Latency estimation for chronic disease risk: a damped exponential weighting model

Abstract

Identifying the susceptible period when environmental factors affect disease risk is essential for understanding disease etiology. Most existing epidemiologic studies use oversimplified summaries of time-dependent exposures such as baseline or most current exposure, or the cumulative average of exposure over available follow-up periods. In this paper, we introduce a damped exponential weighting model for estimating optimal exposure weights for different time intervals. This model can accommodate flexible patterns of weights and can be fit using standard software. We applied the model to assess the latency of BMI and alcohol for post-menopausal breast cancer based on 30-year exposure history in the Nurses' Health Study. We have also performed a simulation study to assess the validity of the proposed hypothesis testing and estimation procedures in realistic conditions.
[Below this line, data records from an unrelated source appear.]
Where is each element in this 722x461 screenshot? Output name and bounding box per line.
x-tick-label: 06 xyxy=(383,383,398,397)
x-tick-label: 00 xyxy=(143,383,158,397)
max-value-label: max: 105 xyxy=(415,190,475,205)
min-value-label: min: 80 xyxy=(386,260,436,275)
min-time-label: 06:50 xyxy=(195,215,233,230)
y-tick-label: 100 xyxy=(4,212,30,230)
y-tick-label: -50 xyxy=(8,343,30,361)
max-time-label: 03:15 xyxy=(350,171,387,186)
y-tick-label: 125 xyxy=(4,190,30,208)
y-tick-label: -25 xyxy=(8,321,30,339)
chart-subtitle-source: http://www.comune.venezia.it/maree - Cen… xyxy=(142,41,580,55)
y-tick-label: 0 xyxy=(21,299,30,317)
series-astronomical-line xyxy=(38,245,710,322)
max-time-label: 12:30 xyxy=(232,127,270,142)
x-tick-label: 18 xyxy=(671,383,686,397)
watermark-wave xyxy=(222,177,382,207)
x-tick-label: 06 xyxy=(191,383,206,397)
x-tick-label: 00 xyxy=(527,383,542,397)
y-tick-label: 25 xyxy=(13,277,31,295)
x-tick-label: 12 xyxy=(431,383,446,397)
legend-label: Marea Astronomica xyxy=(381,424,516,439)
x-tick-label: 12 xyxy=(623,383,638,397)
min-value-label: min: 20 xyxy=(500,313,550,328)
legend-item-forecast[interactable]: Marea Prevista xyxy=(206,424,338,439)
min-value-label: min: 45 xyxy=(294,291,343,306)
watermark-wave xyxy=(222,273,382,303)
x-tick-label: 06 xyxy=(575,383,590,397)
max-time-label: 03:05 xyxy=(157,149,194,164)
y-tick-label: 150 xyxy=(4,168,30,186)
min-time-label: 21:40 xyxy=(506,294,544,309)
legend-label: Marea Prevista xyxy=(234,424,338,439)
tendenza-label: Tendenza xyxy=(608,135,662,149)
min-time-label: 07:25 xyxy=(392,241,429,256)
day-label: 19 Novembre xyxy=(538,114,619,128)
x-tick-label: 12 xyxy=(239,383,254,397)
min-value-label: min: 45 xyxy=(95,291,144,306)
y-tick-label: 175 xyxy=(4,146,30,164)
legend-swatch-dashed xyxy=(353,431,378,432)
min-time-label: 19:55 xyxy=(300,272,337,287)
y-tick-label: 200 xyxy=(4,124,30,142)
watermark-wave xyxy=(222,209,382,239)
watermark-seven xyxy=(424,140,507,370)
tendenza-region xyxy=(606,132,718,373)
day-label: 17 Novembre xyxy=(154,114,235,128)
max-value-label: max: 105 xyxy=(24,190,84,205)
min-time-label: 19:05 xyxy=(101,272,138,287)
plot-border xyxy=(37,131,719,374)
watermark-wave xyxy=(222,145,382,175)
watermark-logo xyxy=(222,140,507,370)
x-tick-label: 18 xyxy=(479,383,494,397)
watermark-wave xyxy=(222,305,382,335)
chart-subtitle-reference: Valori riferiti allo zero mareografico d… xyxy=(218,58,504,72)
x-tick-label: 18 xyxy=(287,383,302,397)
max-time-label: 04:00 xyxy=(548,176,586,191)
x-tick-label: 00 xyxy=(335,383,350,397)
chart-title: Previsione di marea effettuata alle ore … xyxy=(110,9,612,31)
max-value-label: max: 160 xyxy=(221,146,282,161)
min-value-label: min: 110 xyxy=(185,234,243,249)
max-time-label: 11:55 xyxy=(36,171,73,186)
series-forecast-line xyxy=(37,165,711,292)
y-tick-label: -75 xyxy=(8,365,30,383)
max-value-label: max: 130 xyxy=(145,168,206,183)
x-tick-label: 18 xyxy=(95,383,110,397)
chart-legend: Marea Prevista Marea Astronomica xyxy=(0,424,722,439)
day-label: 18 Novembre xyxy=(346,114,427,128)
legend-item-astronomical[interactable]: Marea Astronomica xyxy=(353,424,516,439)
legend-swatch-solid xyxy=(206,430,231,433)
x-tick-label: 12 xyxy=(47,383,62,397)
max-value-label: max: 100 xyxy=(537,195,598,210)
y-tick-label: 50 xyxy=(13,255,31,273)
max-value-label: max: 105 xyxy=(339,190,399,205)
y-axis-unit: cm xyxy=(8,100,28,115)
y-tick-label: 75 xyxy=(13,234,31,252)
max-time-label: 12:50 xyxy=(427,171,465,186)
We found that the type I error is close to 0.05; the bias in our parameter estimates is low and the coverage probability of interval estimates is close to 0.95. For ER+/PR+ breast cancer we found that recent BMI was a more important predictor of risk than more distant BMI; for ER-/PR- breast cancer, no latency was found and risk was characterized by cumulative high levels of BMI over a long period of time. For alcohol intake, we saw a strong positive association with cumulative intake for ER+/PR+ breast cancer; no significant association was found for cumulative intake or for any latency measure of risk for ER-/PR- breast cancer. Our results underscore the value of an easy-to-implement approach to latency analysis of exposure profiles for chronic disease.